Chapter 16
A Community of Tennessee Writers, Readers & Passersby

From Boys to Men

Benjamin René Jordan describes how the Boy Scouts helped to define modern manhood

In Modern Manhood and the Boy Scouts of America: Citizenship, Race, and the Environment, 1910-1930, Benjamin René Jordan recounts a moment in American history when the modern corporation became the dominant model for civic life, shaping mainstream ideas of manhood. In Jordan’s persuasive reading, the Boy Scouts of America “articulated and widely promulgated a new male norm,” one which combined Victorian moral virtues like modesty and diligence with modern corporate values of efficiency and loyalty, putting them into practice in a structured approach to the natural world. In other words, the Boy Scouts of American inculcated the traits “that white males needed to maintain control of an increasingly urban and corporate-industrial society.” Jordan’s thorough, well-researched history of the BSA has insights for the contemporary reader.

benjamin-jordan-author-photoThe organization had all of the hallmarks of a modern corporation from the start: a rigid, top-down system of management, with a massive bureaucratic paper trail as a result—Modern Manhood is so thorough partly because the BSA kept such detailed records and survey data. Jordan gives a solid picture of the goings-on from the top down and the bottom up, from elite organizers in boardrooms to the everyday experiences of scouts.

Because today’s multinational corporations act rather like nation-states unto themselves, it would be easy to read the sources in this book backward from the present, seeing the beginnings of something almost sinister in the mission of the BSA—one in which Progressive reformers and intellectuals like the psychologist G. Stanley Hall or Theodore Roosevelt made common cause with corporate titans like John D. Rockefeller Jr. Reformers and capitalists alike saw the massive coordination of capital and human beings in vast bureaucracies as part of a seemingly inevitable historical process. It was not only pointless but downright atavistic to reject it. The Boy Scouts of America, its founders believed, could ease the transition into this new world by making boys into responsible corporate citizens, the embodiment of “full-orbed manhood.”

This goal meant doing away with older, quasi-Emersonian notions of nature as a source for spiritual insights. Boys went to nature to learn how to compete in a corporate, cooperative setting. Adapting to the scout camp Frederick Winslow Taylor’s ideas about labor by the stopwatch was a stunning example. The “Pine Tree Patrol Method” for instance, “provided numerous drills with exact diagrams to teach differentiated tasks to eight boys in a Patrol to achieve the greatest group and time efficiency in setting up and striking down a complete Scout Patrol camping layout,” Jordan writes. “Scouting brought an ethos of industrial efficiency and strict time management into nature itself.”
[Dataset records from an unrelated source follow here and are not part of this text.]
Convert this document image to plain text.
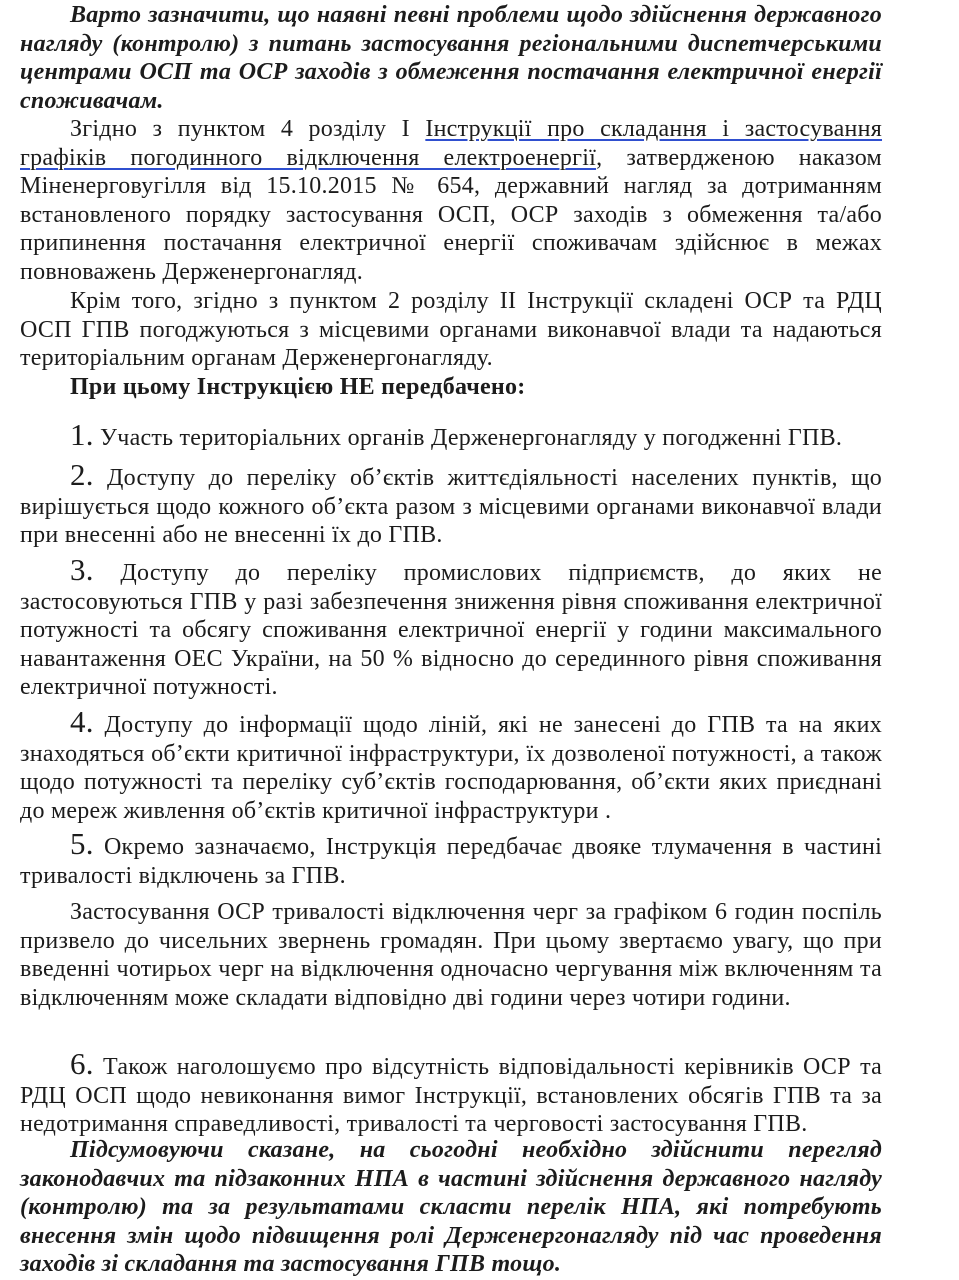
Варто зазначити, що наявні певні проблеми щодо здійснення державного нагляду (контролю) з питань застосування регіональними диспетчерськими центрами ОСП та ОСР заходів з обмеження постачання електричної енергії споживачам.

Згідно з пунктом 4 розділу І Інструкції про складання і застосування графіків погодинного відключення електроенергії, затвердженою наказом Міненерговугілля від 15.10.2015 № 654, державний нагляд за дотриманням встановленого порядку застосування ОСП, ОСР заходів з обмеження та/або припинення постачання електричної енергії споживачам здійснює в межах повноважень Держенергонагляд.

Крім того, згідно з пунктом 2 розділу ІІ Інструкції складені ОСР та РДЦ ОСП ГПВ погоджуються з місцевими органами виконавчої влади та надаються територіальним органам Держенергонагляду.

При цьому Інструкцією НЕ передбачено:

1. Участь територіальних органів Держенергонагляду у погодженні ГПВ.

2. Доступу до переліку об’єктів життєдіяльності населених пунктів, що вирішується щодо кожного об’єкта разом з місцевими органами виконавчої влади при внесенні або не внесенні їх до ГПВ.

3. Доступу до переліку промислових підприємств, до яких не застосовуються ГПВ у разі забезпечення зниження рівня споживання електричної потужності та обсягу споживання електричної енергії у години максимального навантаження ОЕС України, на 50 % відносно до серединного рівня споживання електричної потужності.

4. Доступу до інформації щодо ліній, які не занесені до ГПВ та на яких знаходяться об’єкти критичної інфраструктури, їх дозволеної потужності, а також щодо потужності та переліку суб’єктів господарювання, об’єкти яких приєднані до мереж живлення об’єктів критичної інфраструктури .

5. Окремо зазначаємо, Інструкція передбачає двояке тлумачення в частині тривалості відключень за ГПВ.

Застосування ОСР тривалості відключення черг за графіком 6 годин поспіль призвело до чисельних звернень громадян. При цьому звертаємо увагу, що при введенні чотирьох черг на відключення одночасно чергування між включенням та відключенням може складати відповідно дві години через чотири години.

6. Також наголошуємо про відсутність відповідальності керівників ОСР та РДЦ ОСП щодо невиконання вимог Інструкції, встановлених обсягів ГПВ та за недотримання справедливості, тривалості та черговості застосування ГПВ.

Підсумовуючи сказане, на сьогодні необхідно здійснити перегляд законодавчих та підзаконних НПА в частині здійснення державного нагляду (контролю) та за результатами скласти перелік НПА, які потребують внесення змін щодо підвищення ролі Держенергонагляду під час проведення заходів зі складання та застосування ГПВ тощо.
The second part of the book concerns those who fit uneasily into this modern, corporate vision. The organization sought a non-sectarian, broadly inclusive membership—with certain limits. The BSA had a much easier time integrating Southern and Eastern-European immigrant boys into its ranks than it did African Americans, for example. That they tried at all is remarkable for the time. Still, their printed materials sometimes indulged in Jim Crow stereotypes of laziness and segregated African-American troops with second-class membership.
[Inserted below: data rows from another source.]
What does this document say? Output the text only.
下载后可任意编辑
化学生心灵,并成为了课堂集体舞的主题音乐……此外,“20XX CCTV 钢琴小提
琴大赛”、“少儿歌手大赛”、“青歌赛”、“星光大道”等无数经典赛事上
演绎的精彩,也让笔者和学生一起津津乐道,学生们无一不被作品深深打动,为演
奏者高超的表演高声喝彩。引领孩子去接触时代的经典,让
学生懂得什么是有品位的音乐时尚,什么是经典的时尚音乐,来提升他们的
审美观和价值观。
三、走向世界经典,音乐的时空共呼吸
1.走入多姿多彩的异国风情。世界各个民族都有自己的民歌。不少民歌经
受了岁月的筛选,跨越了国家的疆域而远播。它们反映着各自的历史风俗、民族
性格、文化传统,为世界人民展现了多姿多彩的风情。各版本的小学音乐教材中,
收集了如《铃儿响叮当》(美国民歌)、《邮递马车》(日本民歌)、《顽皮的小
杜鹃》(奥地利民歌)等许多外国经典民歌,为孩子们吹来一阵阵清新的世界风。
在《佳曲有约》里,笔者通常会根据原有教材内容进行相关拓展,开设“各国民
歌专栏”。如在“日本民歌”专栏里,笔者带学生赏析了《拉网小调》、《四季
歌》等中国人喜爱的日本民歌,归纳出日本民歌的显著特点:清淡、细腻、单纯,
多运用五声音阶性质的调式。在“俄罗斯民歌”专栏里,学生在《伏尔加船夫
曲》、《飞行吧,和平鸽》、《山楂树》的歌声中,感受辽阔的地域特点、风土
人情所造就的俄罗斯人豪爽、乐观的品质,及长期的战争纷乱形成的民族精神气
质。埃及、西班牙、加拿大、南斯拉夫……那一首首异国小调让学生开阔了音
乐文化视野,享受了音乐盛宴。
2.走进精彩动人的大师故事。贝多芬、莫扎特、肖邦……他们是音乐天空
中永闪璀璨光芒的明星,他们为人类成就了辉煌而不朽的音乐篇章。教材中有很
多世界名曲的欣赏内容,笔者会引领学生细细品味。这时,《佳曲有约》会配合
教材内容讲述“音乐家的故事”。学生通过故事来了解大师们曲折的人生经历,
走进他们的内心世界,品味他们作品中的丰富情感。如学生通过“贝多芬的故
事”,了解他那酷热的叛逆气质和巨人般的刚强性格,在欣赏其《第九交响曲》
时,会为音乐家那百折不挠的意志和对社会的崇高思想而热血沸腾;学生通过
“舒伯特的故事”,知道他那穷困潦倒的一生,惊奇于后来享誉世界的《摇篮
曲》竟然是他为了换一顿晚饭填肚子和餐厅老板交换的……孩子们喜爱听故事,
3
jordan_modernThe BSA also failed spectacularly to bring rural scouts into its ranks, and Jordan’s account of this failure reveals some critical tensions at the heart of his story. Because the BSA demanded conformity to its essential goals and organizational structure, a more flexible parallel group called the Lone Scouts popped up to cater to the needs of rural boys. Lone Scouts completed advancement requirements free from adult supervision or managerial oversight. Though the BSA eventually absorbed the group, it refused to compromise, turning a deaf ear to the voices of its country constituents. It lost countless members, though their loss doesn’t appear to have mattered much. The takeover of the Lone Scouts was about corporate branding: because the BSA had been granted a legislative charter, enjoying “semi-public” status, its leadership demanded exclusive use the use of the word “scout” for its marketing and merchandising. (The BSA tried unsuccessfully to put the Girl Scouts out of business for the same reason.)

Executive leaders also refused to make any provision for working-class scouts who couldn’t afford the cost of uniforms or dues. Doing so, they argued, would create separate classes of boys, which the “classless” vision of the BSA wouldn’t allow. Though Jordan doesn’t make this argument, we know now that refusing to compromise on a point of cost because of a “classless” ideal is how hegemony works, masking indifference to human struggle with the rhetoric of “inclusiveness.” (To be fair, the BSA did back off on the uniform requirement during the Great Depression.)

On the whole, Modern Manhood and the Boy Scouts of America is an accomplished account of the complicated ideas of training for civic virtue in a modern, corporate setting. It should be essential reading for those who want to understand how the world of a century ago continues to influence our own.